Files that are ready to sent to the CEDA archive using the Upload to CEDA tool must be in a folder with the project folder naming convention directly beneath the instrument folder, i.e. processing/<instrument_name>/<project_folder>/. Within this folder, files must be separated into folders by date in the format yyyy/mm/dd, using as many date layers as appropriate (for example, daily files may only need yyyy/mm folders).
Tools
This directory stores tools and code that can be used to plot and manipulate processed data. Code for each instrument can be arranged as the instrument scientist wishes, and should be backed up to the instrument tools repository on GitHub.
Additional Data
A folder for storing additional information and documents related to instruments, for example manuals and calibration certificates. Each instrument directory is linked to the instrument additionaldata repository on GitHub.
Upload
A holding area for data that is ready to be ingested into the CEDA archive. Data should be moved here from the processing directories using the Upload to CEDA tool.
Logs
A directory for log files. These log files could be (for example) related to the transfer process from instruments to JASMIN, log outputs from processing the raw data, or information about power at the observatory. This directory can be defined and used as required.
Public
A link to the public HTML space for the observatory. This space could be used for sharing small files or latest quick look data plots from the instruments.
GWS_scripts
This directory should be used for storing scripts that used within the group workspace. This would include scripts that pull raw data from instruments to JASMIN, as well as some scripts for creating new directories when new instruments are added.
Project Folder
In a number of places throughout the GWS, instrument data is stored within a project folder, which is named in the format <start_date>_<project_name>. This project folder helps to keep related data together through the GWS, and helps place it in the right place when uploaded to the CEDA archive.

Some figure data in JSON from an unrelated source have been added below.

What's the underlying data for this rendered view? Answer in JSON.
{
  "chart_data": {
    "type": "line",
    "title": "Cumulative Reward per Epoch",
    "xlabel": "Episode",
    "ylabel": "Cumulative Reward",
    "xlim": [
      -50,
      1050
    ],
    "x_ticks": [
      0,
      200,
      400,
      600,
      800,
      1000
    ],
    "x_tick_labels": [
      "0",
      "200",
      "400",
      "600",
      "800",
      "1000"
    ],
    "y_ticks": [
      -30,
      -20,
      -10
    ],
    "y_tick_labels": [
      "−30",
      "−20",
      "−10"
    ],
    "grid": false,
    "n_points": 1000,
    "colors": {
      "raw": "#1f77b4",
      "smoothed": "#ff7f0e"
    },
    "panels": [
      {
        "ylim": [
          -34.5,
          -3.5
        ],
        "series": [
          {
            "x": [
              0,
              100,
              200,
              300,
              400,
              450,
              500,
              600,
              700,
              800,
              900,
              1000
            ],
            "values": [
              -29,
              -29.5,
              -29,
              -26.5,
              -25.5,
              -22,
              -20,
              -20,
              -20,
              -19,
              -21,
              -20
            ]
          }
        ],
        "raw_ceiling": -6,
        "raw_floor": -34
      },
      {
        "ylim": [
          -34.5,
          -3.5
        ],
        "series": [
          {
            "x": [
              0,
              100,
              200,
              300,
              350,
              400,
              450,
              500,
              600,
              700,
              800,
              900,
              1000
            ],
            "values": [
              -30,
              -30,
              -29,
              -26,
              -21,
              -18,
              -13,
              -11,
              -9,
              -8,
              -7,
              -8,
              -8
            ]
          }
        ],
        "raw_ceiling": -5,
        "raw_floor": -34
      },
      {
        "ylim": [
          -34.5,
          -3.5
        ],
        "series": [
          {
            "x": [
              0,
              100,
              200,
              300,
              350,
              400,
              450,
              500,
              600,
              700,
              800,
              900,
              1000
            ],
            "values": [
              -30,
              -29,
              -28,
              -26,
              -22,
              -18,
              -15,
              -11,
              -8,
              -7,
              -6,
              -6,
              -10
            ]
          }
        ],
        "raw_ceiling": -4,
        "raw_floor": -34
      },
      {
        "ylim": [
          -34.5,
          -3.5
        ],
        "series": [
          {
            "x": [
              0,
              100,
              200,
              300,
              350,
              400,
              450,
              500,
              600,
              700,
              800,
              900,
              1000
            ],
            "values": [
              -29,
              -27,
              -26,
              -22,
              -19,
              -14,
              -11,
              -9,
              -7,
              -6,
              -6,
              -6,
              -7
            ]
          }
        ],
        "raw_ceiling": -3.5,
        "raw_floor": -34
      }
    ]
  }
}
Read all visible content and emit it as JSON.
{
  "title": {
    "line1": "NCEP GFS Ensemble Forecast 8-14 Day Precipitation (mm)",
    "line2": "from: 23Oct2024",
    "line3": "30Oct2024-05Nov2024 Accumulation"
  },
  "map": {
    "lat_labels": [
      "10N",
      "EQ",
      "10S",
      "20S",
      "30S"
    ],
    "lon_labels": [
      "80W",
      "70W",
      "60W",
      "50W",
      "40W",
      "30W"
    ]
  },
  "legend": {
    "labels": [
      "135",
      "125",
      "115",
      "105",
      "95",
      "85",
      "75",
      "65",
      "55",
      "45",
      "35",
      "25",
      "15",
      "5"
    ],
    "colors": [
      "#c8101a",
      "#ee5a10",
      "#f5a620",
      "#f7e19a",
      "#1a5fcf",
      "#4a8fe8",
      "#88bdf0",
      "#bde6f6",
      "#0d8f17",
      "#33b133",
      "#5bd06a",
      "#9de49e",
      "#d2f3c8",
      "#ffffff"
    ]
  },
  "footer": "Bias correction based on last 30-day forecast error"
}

<start_date>is the first date on which the instrument was booked on a deployment for a project, regardless of when data was first collected during that campaign, and must be in YYYYmmdd format.<project_name>is the name, or abbreviated name, of the project during which data was collected. In the case of long term observations taken at an observatory unrelated to a specific project,longtermshould be used for static instruments (i.e. instruments that are part of the observatory) or the abbreviated observatory name (e.g.iao) for mobile instruments.